The Trump administration has relaxed a regulation restricting water flow from showerheads, a pet peeve of President Trump, who complained that he wanted more water to make his hair “perfect,” the AP reports.
“President-elect Joe Biden has tapped Gina McCarthy, who ran the Environmental Protection Agency under President Barack Obama and now leads a major advocacy group, to coordinate the new administration’s domestic climate agenda from a senior perch at the White House,” the Washington Post reports.
“Michael Regan, the top environmental regulator in North Carolina, has emerged as a leading candidate to head the Environmental Protection Agency,” Axios reports.
Wall Street Journal: “Environmental Protection Agency Administrator Andrew Wheeler has decided to retain current standards for soot pollution, saying those standards are sufficient despite research suggesting that tougher standards could save lives. The move retains standards on soot, or fine-particle pollution, adopted in 2012 that set limits at 12 micrograms per cubic meter of air.”
Politico: “He’s been a national figure since his days as a Vietnam vet protesting the war.
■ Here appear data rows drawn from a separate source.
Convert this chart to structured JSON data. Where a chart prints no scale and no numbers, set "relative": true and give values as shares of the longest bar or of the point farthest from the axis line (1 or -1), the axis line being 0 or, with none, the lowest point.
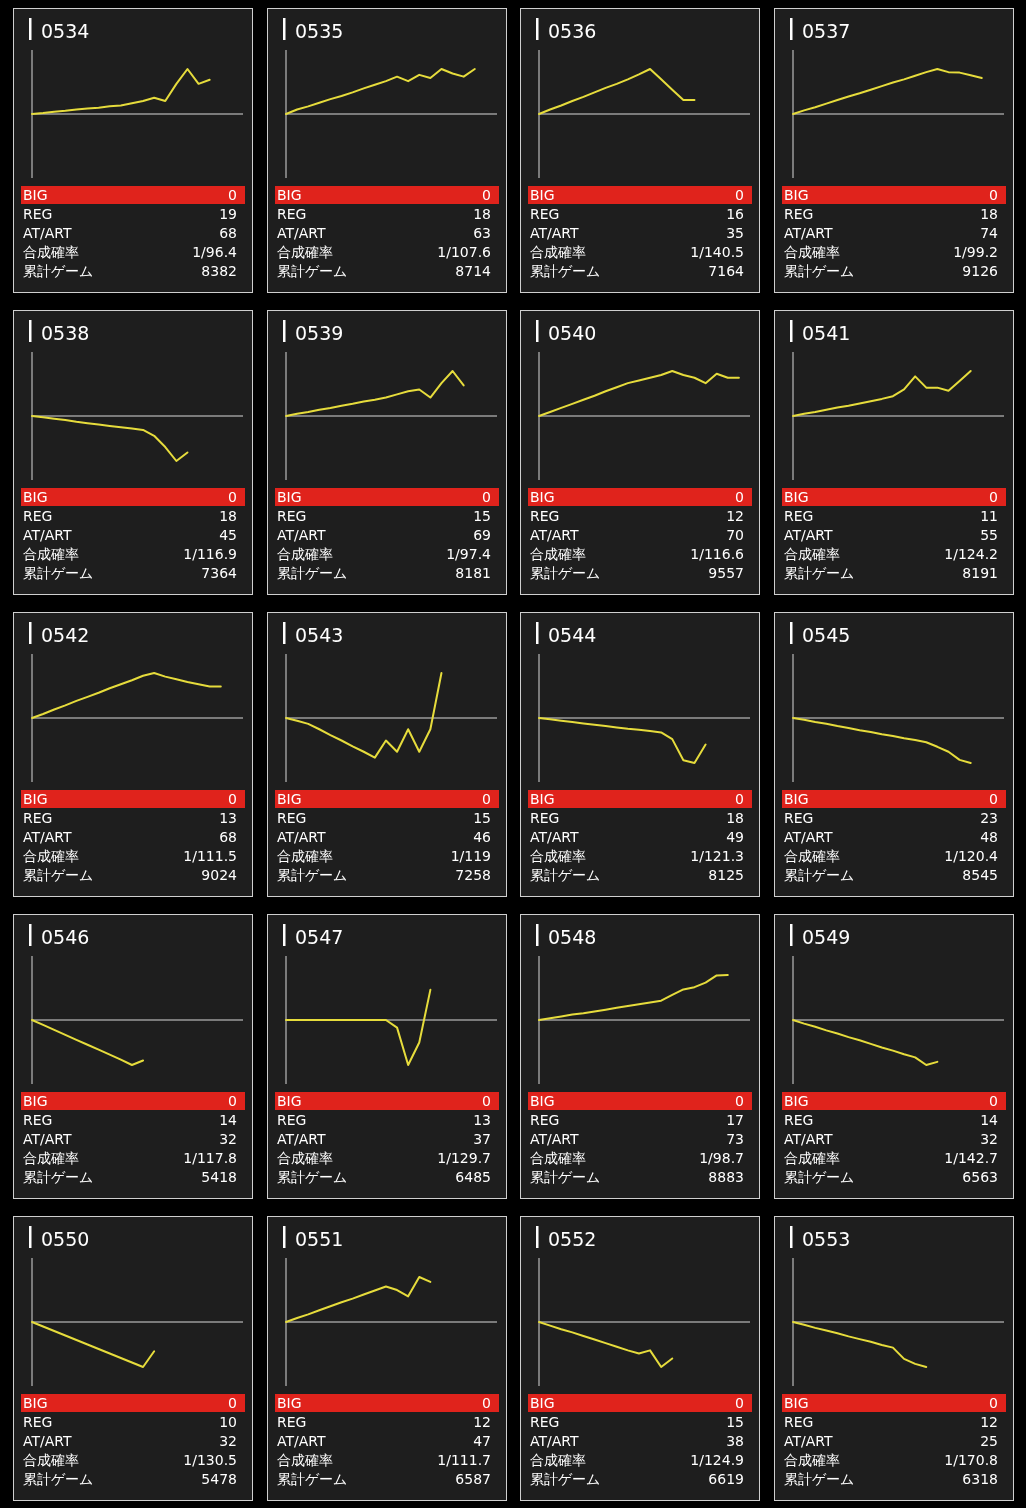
{
  "chart_data": [
    {
      "type": "line",
      "title": "0534",
      "relative": true,
      "color": "#e6dc3c",
      "categories": [
        null,
        null,
        null,
        null,
        null,
        null,
        null,
        null,
        null,
        null,
        null,
        null,
        null,
        null,
        null,
        null,
        null,
        null,
        null,
        null
      ],
      "values": [
        0,
        0.02,
        0.05,
        0.07,
        0.1,
        0.12,
        0.14,
        0.17,
        0.19,
        0.24,
        0.29,
        0.36,
        0.29,
        0.67,
        1,
        0.67,
        0.76,
        null,
        null,
        null
      ],
      "annotations": [
        "BIG",
        "0",
        "REG",
        "19",
        "AT/ART",
        "68",
        "合成確率",
        "1/96.4",
        "累計ゲーム",
        "8382"
      ]
    },
    {
      "type": "line",
      "title": "0535",
      "relative": true,
      "color": "#e6dc3c",
      "categories": [
        null,
        null,
        null,
        null,
        null,
        null,
        null,
        null,
        null,
        null,
        null,
        null,
        null,
        null,
        null,
        null,
        null,
        null,
        null,
        null
      ],
      "values": [
        0,
        0.1,
        0.17,
        0.25,
        0.33,
        0.4,
        0.48,
        0.57,
        0.65,
        0.73,
        0.83,
        0.73,
        0.87,
        0.8,
        1,
        0.9,
        0.83,
        1,
        null,
        null
      ],
      "annotations": [
        "BIG",
        "0",
        "REG",
        "18",
        "AT/ART",
        "63",
        "合成確率",
        "1/107.6",
        "累計ゲーム",
        "8714"
      ]
    },
    {
      "type": "line",
      "title": "0536",
      "relative": true,
      "color": "#e6dc3c",
      "categories": [
        null,
        null,
        null,
        null,
        null,
        null,
        null,
        null,
        null,
        null,
        null,
        null,
        null,
        null,
        null,
        null,
        null,
        null,
        null,
        null
      ],
      "values": [
        0,
        0.1,
        0.19,
        0.29,
        0.38,
        0.48,
        0.58,
        0.67,
        0.77,
        0.88,
        1,
        0.77,
        0.54,
        0.31,
        0.31,
        null,
        null,
        null,
        null,
        null
      ],
      "annotations": [
        "BIG",
        "0",
        "REG",
        "16",
        "AT/ART",
        "35",
        "合成確率",
        "1/140.5",
        "累計ゲーム",
        "7164"
      ]
    },
    {
      "type": "line",
      "title": "0537",
      "relative": true,
      "color": "#e6dc3c",
      "categories": [
        null,
        null,
        null,
        null,
        null,
        null,
        null,
        null,
        null,
        null,
        null,
        null,
        null,
        null,
        null,
        null,
        null,
        null,
        null,
        null
      ],
      "values": [
        0,
        0.08,
        0.15,
        0.23,
        0.31,
        0.39,
        0.46,
        0.54,
        0.62,
        0.7,
        0.77,
        0.85,
        0.93,
        1,
        0.93,
        0.92,
        0.86,
        0.8,
        null,
        null
      ],
      "annotations": [
        "BIG",
        "0",
        "REG",
        "18",
        "AT/ART",
        "74",
        "合成確率",
        "1/99.2",
        "累計ゲーム",
        "9126"
      ]
    },
    {
      "type": "line",
      "title": "0538",
      "relative": true,
      "color": "#e6dc3c",
      "categories": [
        null,
        null,
        null,
        null,
        null,
        null,
        null,
        null,
        null,
        null,
        null,
        null,
        null,
        null,
        null,
        null,
        null,
        null,
        null,
        null
      ],
      "values": [
        0,
        -0.03,
        -0.06,
        -0.09,
        -0.13,
        -0.16,
        -0.19,
        -0.22,
        -0.25,
        -0.28,
        -0.31,
        -0.44,
        -0.69,
        -1,
        -0.81,
        null,
        null,
        null,
        null,
        null
      ],
      "annotations": [
        "BIG",
        "0",
        "REG",
        "18",
        "AT/ART",
        "45",
        "合成確率",
        "1/116.9",
        "累計ゲーム",
        "7364"
      ]
    },
    {
      "type": "line",
      "title": "0539",
      "relative": true,
      "color": "#e6dc3c",
      "categories": [
        null,
        null,
        null,
        null,
        null,
        null,
        null,
        null,
        null,
        null,
        null,
        null,
        null,
        null,
        null,
        null,
        null,
        null,
        null,
        null
      ],
      "values": [
        0,
        0.05,
        0.09,
        0.14,
        0.18,
        0.23,
        0.27,
        0.32,
        0.36,
        0.41,
        0.48,
        0.55,
        0.59,
        0.41,
        0.73,
        1,
        0.68,
        null,
        null,
        null
      ],
      "annotations": [
        "BIG",
        "0",
        "REG",
        "15",
        "AT/ART",
        "69",
        "合成確率",
        "1/97.4",
        "累計ゲーム",
        "8181"
      ]
    },
    {
      "type": "line",
      "title": "0540",
      "relative": true,
      "color": "#e6dc3c",
      "categories": [
        null,
        null,
        null,
        null,
        null,
        null,
        null,
        null,
        null,
        null,
        null,
        null,
        null,
        null,
        null,
        null,
        null,
        null,
        null,
        null
      ],
      "values": [
        0,
        0.09,
        0.18,
        0.27,
        0.36,
        0.45,
        0.55,
        0.64,
        0.73,
        0.79,
        0.85,
        0.91,
        1,
        0.91,
        0.85,
        0.73,
        0.94,
        0.85,
        0.85,
        null
      ],
      "annotations": [
        "BIG",
        "0",
        "REG",
        "12",
        "AT/ART",
        "70",
        "合成確率",
        "1/116.6",
        "累計ゲーム",
        "9557"
      ]
    },
    {
      "type": "line",
      "title": "0541",
      "relative": true,
      "color": "#e6dc3c",
      "categories": [
        null,
        null,
        null,
        null,
        null,
        null,
        null,
        null,
        null,
        null,
        null,
        null,
        null,
        null,
        null,
        null,
        null,
        null,
        null,
        null
      ],
      "values": [
        0,
        0.05,
        0.09,
        0.14,
        0.19,
        0.23,
        0.28,
        0.33,
        0.38,
        0.44,
        0.59,
        0.88,
        0.63,
        0.63,
        0.56,
        0.78,
        1,
        null,
        null,
        null
      ],
      "annotations": [
        "BIG",
        "0",
        "REG",
        "11",
        "AT/ART",
        "55",
        "合成確率",
        "1/124.2",
        "累計ゲーム",
        "8191"
      ]
    },
    {
      "type": "line",
      "title": "0542",
      "relative": true,
      "color": "#e6dc3c",
      "categories": [
        null,
        null,
        null,
        null,
        null,
        null,
        null,
        null,
        null,
        null,
        null,
        null,
        null,
        null,
        null,
        null,
        null,
        null,
        null,
        null
      ],
      "values": [
        0,
        0.09,
        0.19,
        0.28,
        0.38,
        0.47,
        0.56,
        0.66,
        0.75,
        0.84,
        0.94,
        1,
        0.92,
        0.86,
        0.8,
        0.75,
        0.7,
        0.7,
        null,
        null
      ],
      "annotations": [
        "BIG",
        "0",
        "REG",
        "13",
        "AT/ART",
        "68",
        "合成確率",
        "1/111.5",
        "累計ゲーム",
        "9024"
      ]
    },
    {
      "type": "line",
      "title": "0543",
      "relative": true,
      "color": "#e6dc3c",
      "categories": [
        null,
        null,
        null,
        null,
        null,
        null,
        null,
        null,
        null,
        null,
        null,
        null,
        null,
        null,
        null,
        null,
        null,
        null,
        null,
        null
      ],
      "values": [
        0,
        -0.06,
        -0.13,
        -0.25,
        -0.38,
        -0.5,
        -0.63,
        -0.75,
        -0.88,
        -0.5,
        -0.75,
        -0.25,
        -0.75,
        -0.25,
        1,
        null,
        null,
        null,
        null,
        null
      ],
      "annotations": [
        "BIG",
        "0",
        "REG",
        "15",
        "AT/ART",
        "46",
        "合成確率",
        "1/119",
        "累計ゲーム",
        "7258"
      ]
    },
    {
      "type": "line",
      "title": "0544",
      "relative": true,
      "color": "#e6dc3c",
      "categories": [
        null,
        null,
        null,
        null,
        null,
        null,
        null,
        null,
        null,
        null,
        null,
        null,
        null,
        null,
        null,
        null,
        null,
        null,
        null,
        null
      ],
      "values": [
        0,
        -0.03,
        -0.06,
        -0.09,
        -0.12,
        -0.15,
        -0.18,
        -0.21,
        -0.24,
        -0.26,
        -0.29,
        -0.32,
        -0.47,
        -0.94,
        -1,
        -0.59,
        null,
        null,
        null,
        null
      ],
      "annotations": [
        "BIG",
        "0",
        "REG",
        "18",
        "AT/ART",
        "49",
        "合成確率",
        "1/121.3",
        "累計ゲーム",
        "8125"
      ]
    },
    {
      "type": "line",
      "title": "0545",
      "relative": true,
      "color": "#e6dc3c",
      "categories": [
        null,
        null,
        null,
        null,
        null,
        null,
        null,
        null,
        null,
        null,
        null,
        null,
        null,
        null,
        null,
        null,
        null,
        null,
        null,
        null
      ],
      "values": [
        0,
        -0.04,
        -0.09,
        -0.13,
        -0.18,
        -0.22,
        -0.27,
        -0.31,
        -0.36,
        -0.4,
        -0.45,
        -0.49,
        -0.54,
        -0.64,
        -0.75,
        -0.93,
        -1,
        null,
        null,
        null
      ],
      "annotations": [
        "BIG",
        "0",
        "REG",
        "23",
        "AT/ART",
        "48",
        "合成確率",
        "1/120.4",
        "累計ゲーム",
        "8545"
      ]
    },
    {
      "type": "line",
      "title": "0546",
      "relative": true,
      "color": "#e6dc3c",
      "categories": [
        null,
        null,
        null,
        null,
        null,
        null,
        null,
        null,
        null,
        null,
        null,
        null,
        null,
        null,
        null,
        null,
        null,
        null,
        null,
        null
      ],
      "values": [
        0,
        -0.11,
        -0.22,
        -0.33,
        -0.44,
        -0.55,
        -0.66,
        -0.77,
        -0.88,
        -1,
        -0.9,
        null,
        null,
        null,
        null,
        null,
        null,
        null,
        null,
        null
      ],
      "annotations": [
        "BIG",
        "0",
        "REG",
        "14",
        "AT/ART",
        "32",
        "合成確率",
        "1/117.8",
        "累計ゲーム",
        "5418"
      ]
    },
    {
      "type": "line",
      "title": "0547",
      "relative": true,
      "color": "#e6dc3c",
      "categories": [
        null,
        null,
        null,
        null,
        null,
        null,
        null,
        null,
        null,
        null,
        null,
        null,
        null,
        null,
        null,
        null,
        null,
        null,
        null,
        null
      ],
      "values": [
        0,
        0,
        0,
        0,
        0,
        0,
        0,
        0,
        0,
        0,
        -0.17,
        -1,
        -0.5,
        0.67,
        null,
        null,
        null,
        null,
        null,
        null
      ],
      "annotations": [
        "BIG",
        "0",
        "REG",
        "13",
        "AT/ART",
        "37",
        "合成確率",
        "1/129.7",
        "累計ゲーム",
        "6485"
      ]
    },
    {
      "type": "line",
      "title": "0548",
      "relative": true,
      "color": "#e6dc3c",
      "categories": [
        null,
        null,
        null,
        null,
        null,
        null,
        null,
        null,
        null,
        null,
        null,
        null,
        null,
        null,
        null,
        null,
        null,
        null,
        null,
        null
      ],
      "values": [
        0,
        0.04,
        0.08,
        0.12,
        0.15,
        0.19,
        0.23,
        0.27,
        0.31,
        0.35,
        0.39,
        0.43,
        0.56,
        0.68,
        0.73,
        0.83,
        0.99,
        1,
        null,
        null
      ],
      "annotations": [
        "BIG",
        "0",
        "REG",
        "17",
        "AT/ART",
        "73",
        "合成確率",
        "1/98.7",
        "累計ゲーム",
        "8883"
      ]
    },
    {
      "type": "line",
      "title": "0549",
      "relative": true,
      "color": "#e6dc3c",
      "categories": [
        null,
        null,
        null,
        null,
        null,
        null,
        null,
        null,
        null,
        null,
        null,
        null,
        null,
        null,
        null,
        null,
        null,
        null,
        null,
        null
      ],
      "values": [
        0,
        -0.08,
        -0.15,
        -0.23,
        -0.3,
        -0.38,
        -0.45,
        -0.53,
        -0.61,
        -0.68,
        -0.76,
        -0.83,
        -1,
        -0.93,
        null,
        null,
        null,
        null,
        null,
        null
      ],
      "annotations": [
        "BIG",
        "0",
        "REG",
        "14",
        "AT/ART",
        "32",
        "合成確率",
        "1/142.7",
        "累計ゲーム",
        "6563"
      ]
    },
    {
      "type": "line",
      "title": "0550",
      "relative": true,
      "color": "#e6dc3c",
      "categories": [
        null,
        null,
        null,
        null,
        null,
        null,
        null,
        null,
        null,
        null,
        null,
        null,
        null,
        null,
        null,
        null,
        null,
        null,
        null,
        null
      ],
      "values": [
        0,
        -0.1,
        -0.2,
        -0.3,
        -0.4,
        -0.5,
        -0.6,
        -0.7,
        -0.8,
        -0.9,
        -1,
        -0.65,
        null,
        null,
        null,
        null,
        null,
        null,
        null,
        null
      ],
      "annotations": [
        "BIG",
        "0",
        "REG",
        "10",
        "AT/ART",
        "32",
        "合成確率",
        "1/130.5",
        "累計ゲーム",
        "5478"
      ]
    },
    {
      "type": "line",
      "title": "0551",
      "relative": true,
      "color": "#e6dc3c",
      "categories": [
        null,
        null,
        null,
        null,
        null,
        null,
        null,
        null,
        null,
        null,
        null,
        null,
        null,
        null,
        null,
        null,
        null,
        null,
        null,
        null
      ],
      "values": [
        0,
        0.09,
        0.17,
        0.26,
        0.35,
        0.44,
        0.52,
        0.61,
        0.7,
        0.79,
        0.71,
        0.57,
        1,
        0.89,
        null,
        null,
        null,
        null,
        null,
        null
      ],
      "annotations": [
        "BIG",
        "0",
        "REG",
        "12",
        "AT/ART",
        "47",
        "合成確率",
        "1/111.7",
        "累計ゲーム",
        "6587"
      ]
    },
    {
      "type": "line",
      "title": "0552",
      "relative": true,
      "color": "#e6dc3c",
      "categories": [
        null,
        null,
        null,
        null,
        null,
        null,
        null,
        null,
        null,
        null,
        null,
        null,
        null,
        null,
        null,
        null,
        null,
        null,
        null,
        null
      ],
      "values": [
        0,
        -0.08,
        -0.16,
        -0.23,
        -0.31,
        -0.39,
        -0.47,
        -0.55,
        -0.63,
        -0.7,
        -0.63,
        -1,
        -0.81,
        null,
        null,
        null,
        null,
        null,
        null,
        null
      ],
      "annotations": [
        "BIG",
        "0",
        "REG",
        "15",
        "AT/ART",
        "38",
        "合成確率",
        "1/124.9",
        "累計ゲーム",
        "6619"
      ]
    },
    {
      "type": "line",
      "title": "0553",
      "relative": true,
      "color": "#e6dc3c",
      "categories": [
        null,
        null,
        null,
        null,
        null,
        null,
        null,
        null,
        null,
        null,
        null,
        null,
        null,
        null,
        null,
        null,
        null,
        null,
        null,
        null
      ],
      "values": [
        0,
        -0.06,
        -0.13,
        -0.19,
        -0.25,
        -0.32,
        -0.38,
        -0.44,
        -0.51,
        -0.57,
        -0.82,
        -0.93,
        -1,
        null,
        null,
        null,
        null,
        null,
        null,
        null
      ],
      "annotations": [
        "BIG",
        "0",
        "REG",
        "12",
        "AT/ART",
        "25",
        "合成確率",
        "1/170.8",
        "累計ゲーム",
        "6318"
      ]
    }
  ]
}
He carried his party’s banner in 2004. And as secretary of State, he negotiated a major nuclear deal involving the world’s most powerful countries.”
“Now John Kerry is reporting for duty as Joe Biden’s climate envoy, and the exact parameters of his new role remain undefined, raising concerns that he might create confusion and complicate the Biden administration’s diplomatic lines of effort.”
“The Trump administration is racing to sell oil drilling rights in the Arctic National Wildlife Refuge before Joe Biden takes office so the president-elect can’t revoke the contracts,” Bloomberg reports.
“The Interior Department announced Thursday it will hold the auction on Jan. 6 — an accelerated timetable meant to ensure the oil and gas leases are formally issued before Biden is sworn in Jan. 20. Biden has vowed to permanently protect the refuge, but formal leases are contracts with the federal government and are difficult to cancel.”
“The Biden administration will take over the executive branch on Jan. 20, but the new president won’t have a Democratic majority on an independent commission that holds significant sway over one of his top priorities, a cleaner electric grid, until after June 30,” Roll Call reports.
“That’s because the Senate this week approved by voice vote a bipartisan pair of Trump administration nominees to the Federal Energy Regulatory Commission — which oversees energy markets, the electric grid, natural gas pipelines and large power projects like wind farms — leaving it with a 3-2 Republican majority until June 30, when the term of Neil Chatterjee, a GOP commissioner, expires.”